Verify the installation

uv run python main.py
If the engine initializes and begins printing throughput statistics, installation is successful.

Dependencies explained

The core dependencies declared in pyproject.toml are:
PackagePurpose
torchGPU tensor operations and the base for all model compute
transformersModel tokenizers and config loading (e.g. AutoTokenizer)
xxhashFast hashing used by the block manager for KV cache prefix matching
vllm>=0.15.0Provides reference kernels and utilities that miniVLLM builds on

Optional dev dependencies

Install these when contributing to or testing the project:
PackagePurpose
pytest>=7.0Test runner
black>=23.0Code formatter
isort>=5.0Import sorter
Install with:
uv sync --extra dev

uv sync vs pip install

miniVLLM is designed to be used with uv sync, not pip install. The uv run prefix ensures commands run inside the managed virtual environment without needing to activate it manually. If you prefer a traditional workflow, you can activate .venv/ with source .venv/bin/activate and then run commands directly.
Do not use pip install -r requirements.txt — there is no requirements.txt. All dependencies are declared in pyproject.toml and managed exclusively through uv.

Troubleshooting

miniVLLM requires a CUDA GPU. If you see an error like AssertionError: CUDA is not available, check:
  1. Your machine has an NVIDIA GPU.
  2. The CUDA toolkit is installed and on your PATH. Run nvidia-smi to confirm.
  3. Your torch installation includes CUDA support. Run:
python -c "import torch; print(torch.cuda.is_available())"
If this prints False, reinstall PyTorch with the correct CUDA version from pytorch.org.
If uv sync reports a Python version conflict, check your active Python version:
python --version
You need Python 3.11 specifically.
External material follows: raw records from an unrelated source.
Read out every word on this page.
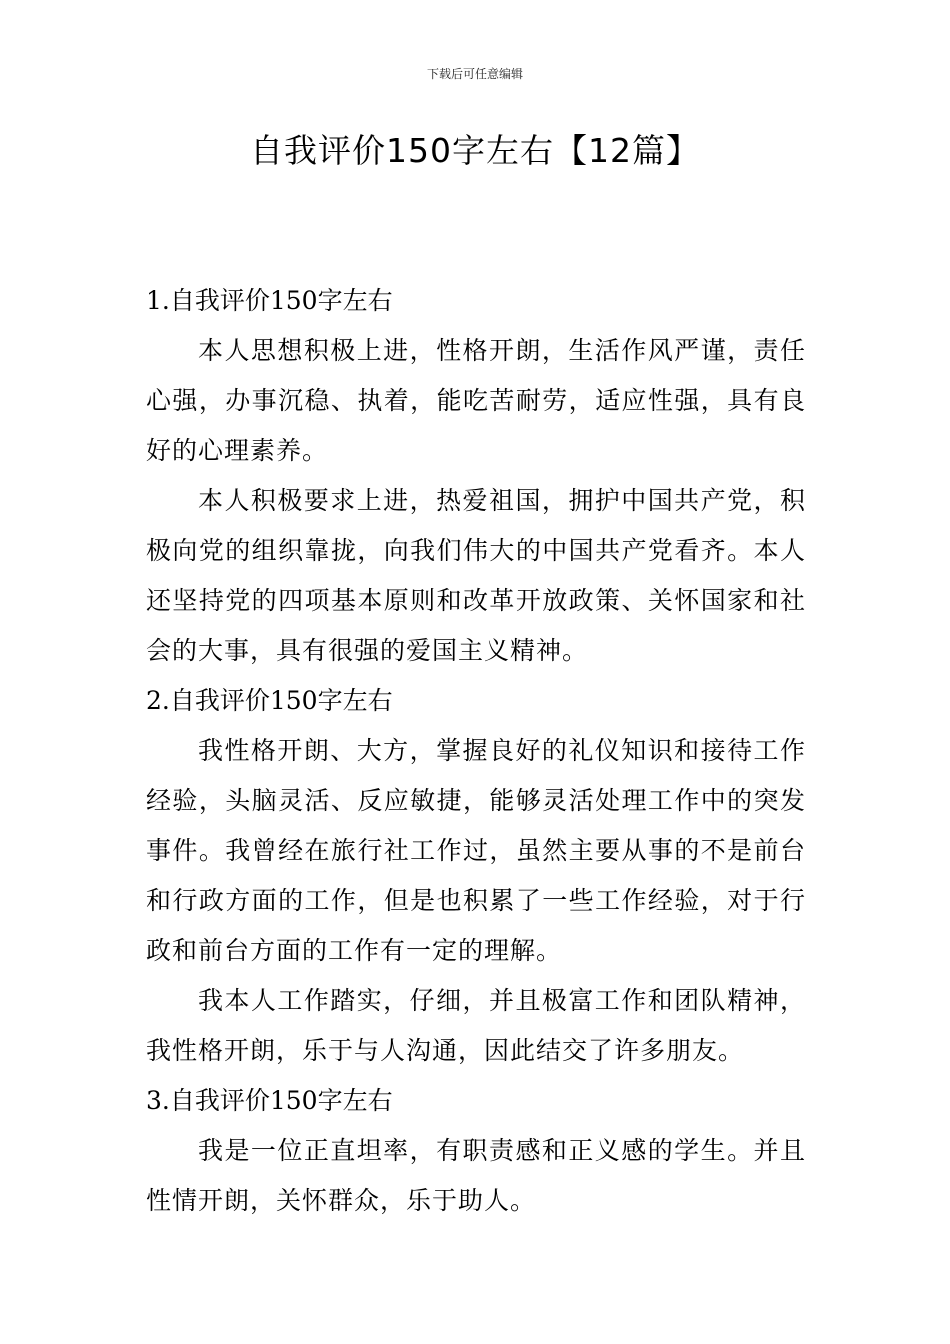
下载后可任意编辑
自我评价150字左右【12篇】
1.自我评价150字左右

本人思想积极上进，性格开朗，生活作风严谨，责任心强，办事沉稳、执着，能吃苦耐劳，适应性强，具有良好的心理素养。

本人积极要求上进，热爱祖国，拥护中国共产党，积极向党的组织靠拢，向我们伟大的中国共产党看齐。本人还坚持党的四项基本原则和改革开放政策、关怀国家和社会的大事，具有很强的爱国主义精神。

2.自我评价150字左右

我性格开朗、大方，掌握良好的礼仪知识和接待工作经验，头脑灵活、反应敏捷，能够灵活处理工作中的突发事件。我曾经在旅行社工作过，虽然主要从事的不是前台和行政方面的工作，但是也积累了一些工作经验，对于行政和前台方面的工作有一定的理解。

我本人工作踏实，仔细，并且极富工作和团队精神，我性格开朗，乐于与人沟通，因此结交了许多朋友。

3.自我评价150字左右

我是一位正直坦率，有职责感和正义感的学生。并且性情开朗，关怀群众，乐于助人。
Install it via your system package manager or python.org, then tell uv to use it:
uv sync --python 3.11
The uv installer adds itself to ~/.local/bin/. If your shell does not pick it up, add it to your PATH:
export PATH="$HOME/.local/bin:$PATH"
Add this line to your ~/.bashrc or ~/.zshrc to make it permanent.
miniVLLM’s source lives under src/. When running scripts directly with python instead of uv run python, the src/ directory may not be on your PYTHONPATH. Always use:
uv run python main.py
Or, if using an activated virtualenv, add src/ to your path manually:
export PYTHONPATH=$(pwd)/src:$PYTHONPATH